- Born: Margaret Isabel Mabel Durrell 4 May 1919 Kurseong, Bengal, British India
- Died: 16 January 2007 (aged 87) Bournemouth, Dorset, England
- Notable work: Whatever Happened to Margo?
- Spouses: ; Jack Breeze ​ ​(m. 1940, divorced)​ ; Malcolm "Mac" Duncan ​ ​(divorced)​
- Children: 2
- Parents: Lawrence Samuel Durrell; Louisa Durrell;
- Relatives: Lawrence Durrell (brother); Gerald Durrell (brother); Leslie Durrell (brother);
- Family: Durrell

= Margaret Durrell =

British memoirist (1919-2007)

Margaret Isabel Mabel "Margo" Durrell (4 May 1919 – 16 January 2007) was the younger sister of novelist Lawrence Durrell and elder sister of naturalist, author, and TV presenter Gerald Durrell, who lampoons her character in his Corfu trilogy of novels: My Family and Other Animals, Birds, Beasts, and Relatives, and The Garden of the Gods.

She wrote a memoir, Whatever Happened to Margo?, giving a humorous account of her experiences as a Bournemouth landlady in the late 1940s. It includes details about the lives of her family, particularly Leslie, Gerald, and her mother Louisa Durrell following their time on Corfu. The manuscript was apparently written in the 1960s and was discovered in the attic by a granddaughter nearly 35 years later. It was published in 1995.

==Early life==
Durrell was born in Kurseong, Bengal, in British India and brought up in India and England. In 1935, along with her brothers Gerald and Leslie, she accompanied her mother to a new home on Corfu, following her eldest brother, Lawrence, who had moved there a few months earlier with his first wife, Nancy Myers. Margo's mother, with Gerald and Leslie, returned to England by 1939 with the outbreak of World War II, but Margo decided that her real home was on Corfu and remained on the island, sharing a peasant cottage with some local friends.

==Marriages and wartime==
Durrell met Jack Breeze, the chief flight engineer of an Imperial Airways flying boat, later the same year. At the time, Imperial Airways used Corfu as a waypoint between Africa and England. He convinced her of the dangers of staying on Corfu, so, after Christmas, she left on one of the last Imperial Airways flights to leave the island to rejoin her family in Bournemouth.
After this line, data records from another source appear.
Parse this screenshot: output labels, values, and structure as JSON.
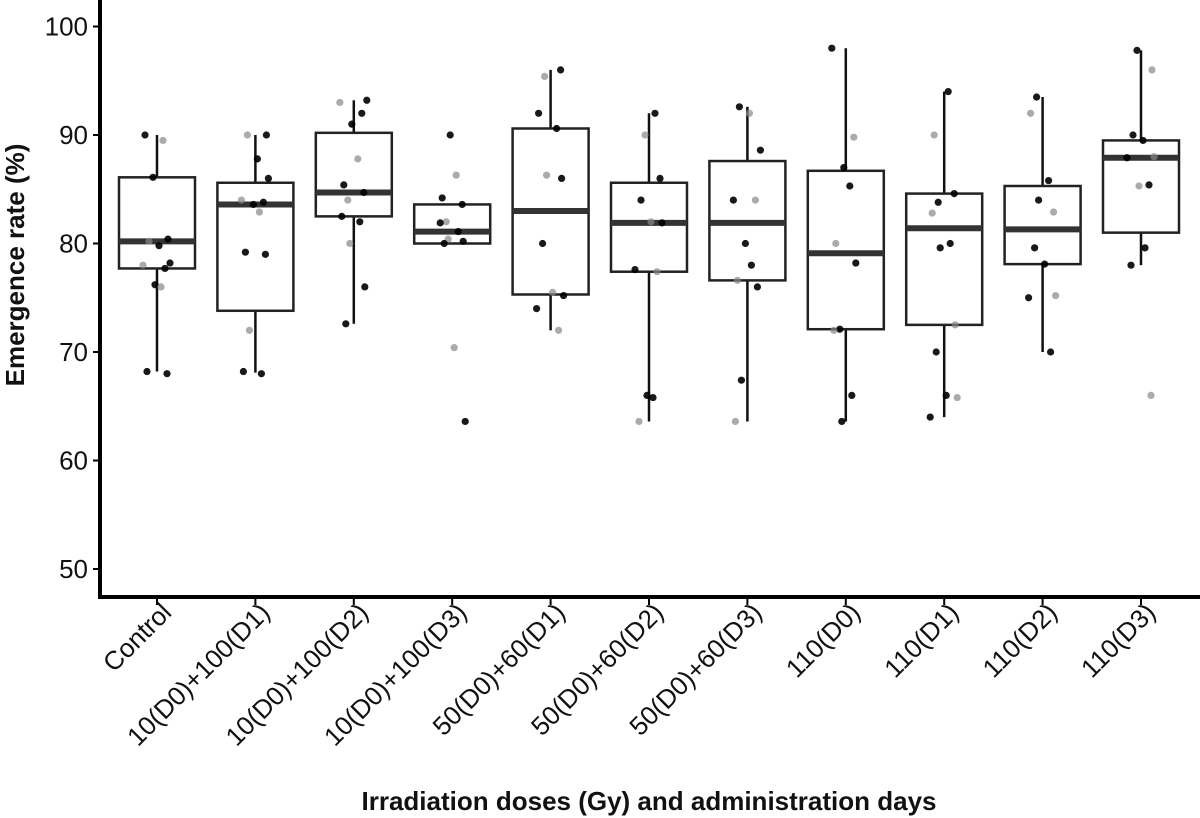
{
  "chart_data": {
    "type": "boxplot",
    "title": "",
    "xlabel": "Irradiation doses (Gy) and administration days",
    "ylabel": "Emergence rate (%)",
    "ylim": [
      47.5,
      102
    ],
    "yticks": [
      50,
      60,
      70,
      80,
      90,
      100
    ],
    "categories": [
      "Control",
      "10(D0)+100(D1)",
      "10(D0)+100(D2)",
      "10(D0)+100(D3)",
      "50(D0)+60(D1)",
      "50(D0)+60(D2)",
      "50(D0)+60(D3)",
      "110(D0)",
      "110(D1)",
      "110(D2)",
      "110(D3)"
    ],
    "boxes": [
      {
        "q1": 77.7,
        "median": 80.2,
        "q3": 86.1,
        "whisker_low": 68.2,
        "whisker_high": 90.0
      },
      {
        "q1": 73.8,
        "median": 83.6,
        "q3": 85.6,
        "whisker_low": 68.1,
        "whisker_high": 90.0
      },
      {
        "q1": 82.5,
        "median": 84.7,
        "q3": 90.2,
        "whisker_low": 72.6,
        "whisker_high": 93.2
      },
      {
        "q1": 80.0,
        "median": 81.1,
        "q3": 83.6,
        "whisker_low": 80.0,
        "whisker_high": 83.6
      },
      {
        "q1": 75.3,
        "median": 83.0,
        "q3": 90.6,
        "whisker_low": 72.0,
        "whisker_high": 96.0
      },
      {
        "q1": 77.4,
        "median": 81.9,
        "q3": 85.6,
        "whisker_low": 63.6,
        "whisker_high": 92.0
      },
      {
        "q1": 76.6,
        "median": 81.9,
        "q3": 87.6,
        "whisker_low": 63.6,
        "whisker_high": 92.6
      },
      {
        "q1": 72.1,
        "median": 79.1,
        "q3": 86.7,
        "whisker_low": 63.6,
        "whisker_high": 98.0
      },
      {
        "q1": 72.5,
        "median": 81.4,
        "q3": 84.6,
        "whisker_low": 64.0,
        "whisker_high": 94.0
      },
      {
        "q1": 78.1,
        "median": 81.3,
        "q3": 85.3,
        "whisker_low": 70.0,
        "whisker_high": 93.5
      },
      {
        "q1": 81.0,
        "median": 87.9,
        "q3": 89.5,
        "whisker_low": 78.0,
        "whisker_high": 97.8
      }
    ],
    "points": [
      [
        90.0,
        89.5,
        86.1,
        80.4,
        80.2,
        79.8,
        78.2,
        78.0,
        77.7,
        76.2,
        76.0,
        68.2,
        68.0
      ],
      [
        90.0,
        90.0,
        87.8,
        86.0,
        84.0,
        83.8,
        83.6,
        82.9,
        79.2,
        79.0,
        72.0,
        68.2,
        68.0
      ],
      [
        93.2,
        93.0,
        92.0,
        91.0,
        87.8,
        85.4,
        84.7,
        84.0,
        82.5,
        82.0,
        80.0,
        76.0,
        72.6
      ],
      [
        90.0,
        86.3,
        84.2,
        83.6,
        82.0,
        81.9,
        81.1,
        80.4,
        80.2,
        80.0,
        70.4,
        63.6
      ],
      [
        96.0,
        95.4,
        92.0,
        90.6,
        86.3,
        86.0,
        80.0,
        75.5,
        75.2,
        74.0,
        72.0
      ],
      [
        92.0,
        90.0,
        86.0,
        84.0,
        82.0,
        81.9,
        77.6,
        77.4,
        66.0,
        65.8,
        63.6
      ],
      [
        92.6,
        92.0,
        88.6,
        84.0,
        84.0,
        80.0,
        78.0,
        76.6,
        76.0,
        67.4,
        63.6
      ],
      [
        98.0,
        89.8,
        87.0,
        85.3,
        80.0,
        78.2,
        72.1,
        72.0,
        66.0,
        63.6
      ],
      [
        94.0,
        90.0,
        84.6,
        83.8,
        82.8,
        80.0,
        79.6,
        72.5,
        70.0,
        66.0,
        65.8,
        64.0
      ],
      [
        93.5,
        92.0,
        85.8,
        84.0,
        82.9,
        79.6,
        78.1,
        75.2,
        75.0,
        70.0
      ],
      [
        97.8,
        96.0,
        90.0,
        89.5,
        88.0,
        87.9,
        85.4,
        85.3,
        79.6,
        78.0,
        66.0
      ]
    ]
  }
}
She married Breeze in early 1940, and they moved to South Africa when the airline posted him there later in the year. During the war years, they eventually moved to Mozambique and then Ethiopia, where she gave birth to their first child, Gerry, in an Italian prisoner-of-war camp by Caesarean section without anesthetic. They lived in Cairo towards the end of the war. After the war ended, they moved back to Bournemouth, where they had their second son, Nicholas.

==Boarding house and zoo==
Durrell divorced her husband and, in 1947, purchased a large property across the street from her mother's house in Bournemouth, turning it into a boarding house. Gerald Durrell's core collection for his zoo was initially housed in the back garden and garage. Later, Margo had a short-lived marriage with musician Malcolm "Mac" Duncan. She was still enamoured with Greece, so she applied for a job on a Greek cruise ship travelling to the Caribbean that she saw advertised in a newspaper.

==Death==
Margaret Durrell died at age 87 on 16 January 2007. Her ashes were scattered on Pontikonisi, an islet off Corfu, to which the Durrells used to swim as children; part of the ashes of her brother Gerald had also been scattered there following his death in 1995.

== Bibliography ==
- Whatever Happened to Margo? (1996, ISBN 0-233-98917-X)

== Portrayals ==
- In the BBC 10-part TV series My Family and Other Animals (1987), Margo was played by Sarah-Jane Holm.
- In the film My Family and Other Animals (2005), Margo was played by Tamzin Merchant.
- In the ITV 4-season TV series The Durrells (2016–2019), Margo was played by Daisy Waterstone.